Funnily enough, he’s been speculated to be Ian, he’s called Ian in 758 right after the key line and mentions being called Red before three years of captivity, and while catching up I still didn’t recognize him as Haley’s father before this strip.

(From The Order of the Stick. Click for full-sized family reunion.)

If you only follow my webcomics posts, you may not know why there have been, well, none of them recently, which is that I’ve developed more of an emphasis on schoolwork recently. And between that and my football posts, I stopped reading OOTS for a while as well over the last few months.

So I missed this.

For all that it’s a revelation of Tarquin’s full Machiavellian plots (Haley was right about the Empress of Blood after all!) in a way not even Elan can ignore and that not even the people who had anticipated something like this could have expected, I would have made a post on it solely because of the penultimate panel, where Tarquin names among the former names of his empires the place we already knew was holding Haley’s father, which we had thought entirely dead and I had thought had been definitively shown not to have had anything to do with Elan’s father. A theory that had been treated as almost canon by the forums, then near-definitively squashed, swung all the way to very nearly confirmed in a single strip, even a single panel, even a single line, even a single word.

With how slow the early part of this book had been going, this might well be far and away the best, most exciting strip of the entire book to this point, and only the original revelation of Tarquin’s identity even comes close.

So as Elan slowly realizes that Haley was right about his father all along, he confronts Tarquin, they duel for a while, and after Tarquin gains the upper hand he reveals that he still plans to help Elan (who, the above-linked strip reveals, he believes to be the leader of his adventuring party). When they resume the conversation, it’s almost entirely about story structure, the sort of conversation you would expect of two people who spend too much time at TV Tropes, and is to the effect that Tarquin is entirely comfortable with his role as the bloodthirsty tyrant doomed to be overthrown by what he now realizes is his own son. I nominate this for the best, most mind-blowingly awesome fourth-wall-bending moment OOTS has ever had, maybe in the history of fourth-wall-bending. A fourth-wall-bending moment is critically important to the plot precisely because of its fourth-wall-bending.

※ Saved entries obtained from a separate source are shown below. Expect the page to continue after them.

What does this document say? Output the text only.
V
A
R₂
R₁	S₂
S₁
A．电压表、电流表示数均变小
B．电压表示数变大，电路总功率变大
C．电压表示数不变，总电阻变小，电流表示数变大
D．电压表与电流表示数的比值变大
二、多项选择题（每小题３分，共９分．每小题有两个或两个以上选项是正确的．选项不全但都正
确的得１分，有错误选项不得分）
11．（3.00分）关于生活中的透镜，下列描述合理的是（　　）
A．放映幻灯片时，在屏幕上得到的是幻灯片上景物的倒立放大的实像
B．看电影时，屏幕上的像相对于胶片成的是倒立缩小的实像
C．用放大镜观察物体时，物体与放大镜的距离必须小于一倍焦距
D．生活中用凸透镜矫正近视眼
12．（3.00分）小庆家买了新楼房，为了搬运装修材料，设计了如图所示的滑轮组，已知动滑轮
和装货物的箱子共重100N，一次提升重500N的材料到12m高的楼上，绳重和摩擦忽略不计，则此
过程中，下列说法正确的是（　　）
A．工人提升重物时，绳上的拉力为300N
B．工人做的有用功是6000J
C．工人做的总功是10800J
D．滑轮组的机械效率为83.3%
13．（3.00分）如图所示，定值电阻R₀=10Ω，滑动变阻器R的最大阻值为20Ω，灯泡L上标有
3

This strip is critically important to the plot not only for its insights into Tarquin’s character, but because of the oracle’s prediction for Elan. Prior to this strip, it might have seemed that the only possible interpretation of that prediction would have had to do with the ending of the strip as a whole, and for all the twists (“Elan dies, or ‘ends’, happy”) and turns that the forum applied to that prediction, it was always in that context, and any speculation about it was somewhat muted as a result, certainly compared to V’s “four words” or Belkar’s death. While Elan did ask “Will this story have a happy ending?”, this strip still suggests an alternate interpretation: that the story of Elan’s overthrow of Tarquin would have a happy ending, and so Elan would get a happy ending that wasn’t necessarily connected to the main plot of OOTS. Which really doesn’t bode well for that main plot.

Haley puts the kibosh on directly confronting Tarquin now, citing the unlikelihood of putting him away for good, and instead runs to free her father, which is how we get to the current strip: Haley rushing into the block where Ian is held, talking with Roy and Belkar, and practically gang-tacking him. It gets only a couple of panels and hardly compares to Tarquin’s Empire Strikes Back moment, but it still manages to capture the emotion of the occasion. I expect the next strip to go all-out with the emotion, but this is a momentous enough occasion in its own right to make up for the previous missed milestones.

OOTS has officially picked up at this point. Tarquin’s unmasking got it going, and the past dozen or so strips have ratcheted up the tension considerably, despite a good number of them just being Elan and Tarquin talking. And the best part is, I caught up in time for it to just be getting started. I’m intensely interested in the next two strips and where they could be going. When I left, the strip was starting to bog down again, but for the first time in quite some time (since at least V’s turn to evil, possibly since the Battle of Azure City) OOTS feels like the strip I signed up for.